When he was sixteen, his mother sent him to a fully locked down drug rehabilitation center in Boise, Idaho. He was there for nine months and spent his seventeenth birthday in rehab. Looking back on that time, he said, “I was on such a self-destructive path. I was suicidal. I just wanted to sink into non-existence. Without rehab, I don’t think I would have made it.”

In rehab, Michael spent a lot of time trying to make sense of what had happened to him. Every day in rehab, he asked himself, “Why me?” Eventually, he realized that there was no point in asking the question any longer. 

Still, life is a daily struggle. “I have feelings as strong now as I did ten years ago,” he told me at the restaurant. “At some point tomorrow, I may feel that I can’t take it anymore and want to say goodbye and check out of this life. That thought will cross my mind.

“What I went through had a serious impact on me. Sometimes I hit a wall. But I know I have to keep moving. That’s my motto. Keep moving. The longer I am down, the harder it is for me to get back up. So it is important for me to keep moving.”

After getting out of rehab, Michael followed his mother when she moved from Alaska to Presque Isle, Maine, for the sake of a new boyfriend. But Maine, some eight hundred miles away from Pittsburgh, still felt too close to his father, whom he still feared, even once Gerald Mawhinney was behind bars. So, at age twenty-one, without a job or a plan, Michael packed all of his belongings into a rusty Subaru and headed back to Alaska, a place he associated with endurance, independence, and the ability to make a fresh start in life.
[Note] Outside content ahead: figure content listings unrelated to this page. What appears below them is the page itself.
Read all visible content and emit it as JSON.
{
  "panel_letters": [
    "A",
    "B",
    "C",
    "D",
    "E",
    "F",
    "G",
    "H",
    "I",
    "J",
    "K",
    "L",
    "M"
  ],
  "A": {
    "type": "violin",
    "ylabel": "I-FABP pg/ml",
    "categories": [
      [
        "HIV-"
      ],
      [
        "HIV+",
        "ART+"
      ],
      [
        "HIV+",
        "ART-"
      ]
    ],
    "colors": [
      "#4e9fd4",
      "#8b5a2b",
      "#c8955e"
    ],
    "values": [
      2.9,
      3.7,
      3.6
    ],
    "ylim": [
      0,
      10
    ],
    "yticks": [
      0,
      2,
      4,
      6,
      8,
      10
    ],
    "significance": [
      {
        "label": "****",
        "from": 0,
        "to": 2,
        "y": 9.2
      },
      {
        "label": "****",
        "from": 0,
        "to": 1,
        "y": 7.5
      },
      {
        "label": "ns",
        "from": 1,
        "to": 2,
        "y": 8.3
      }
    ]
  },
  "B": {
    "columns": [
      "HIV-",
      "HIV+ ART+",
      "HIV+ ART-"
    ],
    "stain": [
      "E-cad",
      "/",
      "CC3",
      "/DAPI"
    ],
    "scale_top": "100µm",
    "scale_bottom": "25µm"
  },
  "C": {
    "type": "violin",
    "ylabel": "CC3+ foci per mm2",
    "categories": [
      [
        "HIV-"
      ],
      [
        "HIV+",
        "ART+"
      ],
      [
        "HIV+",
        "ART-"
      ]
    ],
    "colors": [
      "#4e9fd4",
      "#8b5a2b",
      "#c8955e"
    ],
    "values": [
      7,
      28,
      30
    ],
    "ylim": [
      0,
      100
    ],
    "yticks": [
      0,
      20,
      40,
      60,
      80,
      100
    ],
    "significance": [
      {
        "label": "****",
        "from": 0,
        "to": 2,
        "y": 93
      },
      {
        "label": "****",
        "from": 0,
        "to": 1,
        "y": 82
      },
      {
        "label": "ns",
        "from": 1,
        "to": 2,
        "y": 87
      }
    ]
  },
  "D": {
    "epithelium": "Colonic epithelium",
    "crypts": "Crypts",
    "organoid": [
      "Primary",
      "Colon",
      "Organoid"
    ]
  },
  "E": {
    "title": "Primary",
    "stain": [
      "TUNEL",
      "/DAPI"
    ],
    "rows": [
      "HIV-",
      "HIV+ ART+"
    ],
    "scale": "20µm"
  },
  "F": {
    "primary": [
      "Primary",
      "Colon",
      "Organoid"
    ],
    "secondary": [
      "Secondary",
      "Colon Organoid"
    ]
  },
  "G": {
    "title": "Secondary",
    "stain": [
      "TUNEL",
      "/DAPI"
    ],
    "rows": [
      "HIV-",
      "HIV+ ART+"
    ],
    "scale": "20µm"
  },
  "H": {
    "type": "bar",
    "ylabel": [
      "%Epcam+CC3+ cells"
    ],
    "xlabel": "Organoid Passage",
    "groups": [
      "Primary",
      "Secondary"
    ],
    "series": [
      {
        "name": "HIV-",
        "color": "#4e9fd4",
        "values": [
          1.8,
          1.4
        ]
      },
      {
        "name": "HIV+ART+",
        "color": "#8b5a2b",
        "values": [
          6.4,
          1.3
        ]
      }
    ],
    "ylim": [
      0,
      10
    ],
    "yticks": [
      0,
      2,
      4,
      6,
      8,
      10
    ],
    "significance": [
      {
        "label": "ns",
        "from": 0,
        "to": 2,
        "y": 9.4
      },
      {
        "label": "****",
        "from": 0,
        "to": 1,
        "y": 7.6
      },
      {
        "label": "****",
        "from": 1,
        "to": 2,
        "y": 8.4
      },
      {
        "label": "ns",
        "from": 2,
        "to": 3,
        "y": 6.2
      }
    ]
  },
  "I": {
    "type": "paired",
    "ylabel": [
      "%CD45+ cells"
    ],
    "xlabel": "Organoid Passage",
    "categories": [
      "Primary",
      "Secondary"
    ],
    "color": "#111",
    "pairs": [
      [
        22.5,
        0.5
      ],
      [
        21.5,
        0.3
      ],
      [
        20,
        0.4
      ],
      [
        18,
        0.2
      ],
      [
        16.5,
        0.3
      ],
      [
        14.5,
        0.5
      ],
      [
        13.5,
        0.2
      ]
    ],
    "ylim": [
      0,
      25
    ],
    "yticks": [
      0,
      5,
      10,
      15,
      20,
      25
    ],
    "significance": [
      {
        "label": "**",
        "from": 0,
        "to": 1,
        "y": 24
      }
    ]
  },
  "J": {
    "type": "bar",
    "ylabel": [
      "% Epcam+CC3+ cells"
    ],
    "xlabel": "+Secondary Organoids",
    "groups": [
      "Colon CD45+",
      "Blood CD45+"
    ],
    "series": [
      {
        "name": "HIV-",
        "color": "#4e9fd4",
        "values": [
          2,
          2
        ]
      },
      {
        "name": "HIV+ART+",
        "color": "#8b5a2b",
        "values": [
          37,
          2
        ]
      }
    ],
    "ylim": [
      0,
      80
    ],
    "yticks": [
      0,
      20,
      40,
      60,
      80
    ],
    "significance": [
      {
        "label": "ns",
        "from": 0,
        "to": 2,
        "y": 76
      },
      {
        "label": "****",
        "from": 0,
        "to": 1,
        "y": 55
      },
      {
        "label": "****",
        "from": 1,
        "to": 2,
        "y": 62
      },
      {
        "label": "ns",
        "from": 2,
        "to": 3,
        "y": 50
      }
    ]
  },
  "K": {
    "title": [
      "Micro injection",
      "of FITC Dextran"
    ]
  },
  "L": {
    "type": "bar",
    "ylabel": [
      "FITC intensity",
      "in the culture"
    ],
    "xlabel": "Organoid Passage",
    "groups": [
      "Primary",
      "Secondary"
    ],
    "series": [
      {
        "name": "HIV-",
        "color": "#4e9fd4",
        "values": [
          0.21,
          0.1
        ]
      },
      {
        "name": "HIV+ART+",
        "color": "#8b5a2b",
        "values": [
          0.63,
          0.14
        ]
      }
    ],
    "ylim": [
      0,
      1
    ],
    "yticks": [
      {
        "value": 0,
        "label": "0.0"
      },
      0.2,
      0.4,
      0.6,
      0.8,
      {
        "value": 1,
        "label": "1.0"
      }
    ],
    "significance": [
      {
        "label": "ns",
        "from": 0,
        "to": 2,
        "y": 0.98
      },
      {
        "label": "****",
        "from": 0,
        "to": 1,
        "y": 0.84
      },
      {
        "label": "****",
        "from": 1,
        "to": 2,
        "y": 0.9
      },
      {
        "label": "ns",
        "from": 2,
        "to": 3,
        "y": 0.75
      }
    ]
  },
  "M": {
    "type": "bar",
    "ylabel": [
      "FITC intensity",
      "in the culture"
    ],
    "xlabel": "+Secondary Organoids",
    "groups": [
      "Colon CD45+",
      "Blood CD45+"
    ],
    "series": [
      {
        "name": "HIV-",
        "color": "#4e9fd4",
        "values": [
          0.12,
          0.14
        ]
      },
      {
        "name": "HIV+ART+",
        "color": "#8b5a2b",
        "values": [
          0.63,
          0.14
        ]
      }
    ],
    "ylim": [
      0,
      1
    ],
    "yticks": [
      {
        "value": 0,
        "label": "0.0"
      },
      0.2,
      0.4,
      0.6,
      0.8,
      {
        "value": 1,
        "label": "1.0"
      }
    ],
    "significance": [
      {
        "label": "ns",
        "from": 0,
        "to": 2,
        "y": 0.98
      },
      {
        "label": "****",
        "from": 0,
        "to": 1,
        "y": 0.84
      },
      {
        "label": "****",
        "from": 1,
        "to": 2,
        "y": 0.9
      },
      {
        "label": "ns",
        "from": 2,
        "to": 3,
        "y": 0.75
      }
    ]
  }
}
The morning after our dinner, Michael sent me a text message to say that he’d decided to fully participate with my story. He even joined me on a Saturday hike up Hatcher Pass, a 3,886-foot-tall mountain pass in the Talkeetna Mountains north of Anchorage, near Wasilla, the hometown of former Alaska governor Sarah Palin. That morning, we met for coffee at Kaladi Brothers, a chain of popular coffee shops in the area. Michael brought his live-in girlfriend, Rosie Klouda, to meet me.

The twenty-six-year-old college student with a shock of red hair and piercing brown eyes studied me closely and was slow to warm up. I could tell she was being protective of Michael. The couple met when they were both working at Middle Way Café, where he “taught me how to make coffee,” she said. Hearing this, Michael smiled a guilty smile. “I turned her into a coffee snob,” he said. Indeed, they had brought their own coffee from home to the coffee shop. Rosie at least bought an apple fritter, which she fed Michael with her hand.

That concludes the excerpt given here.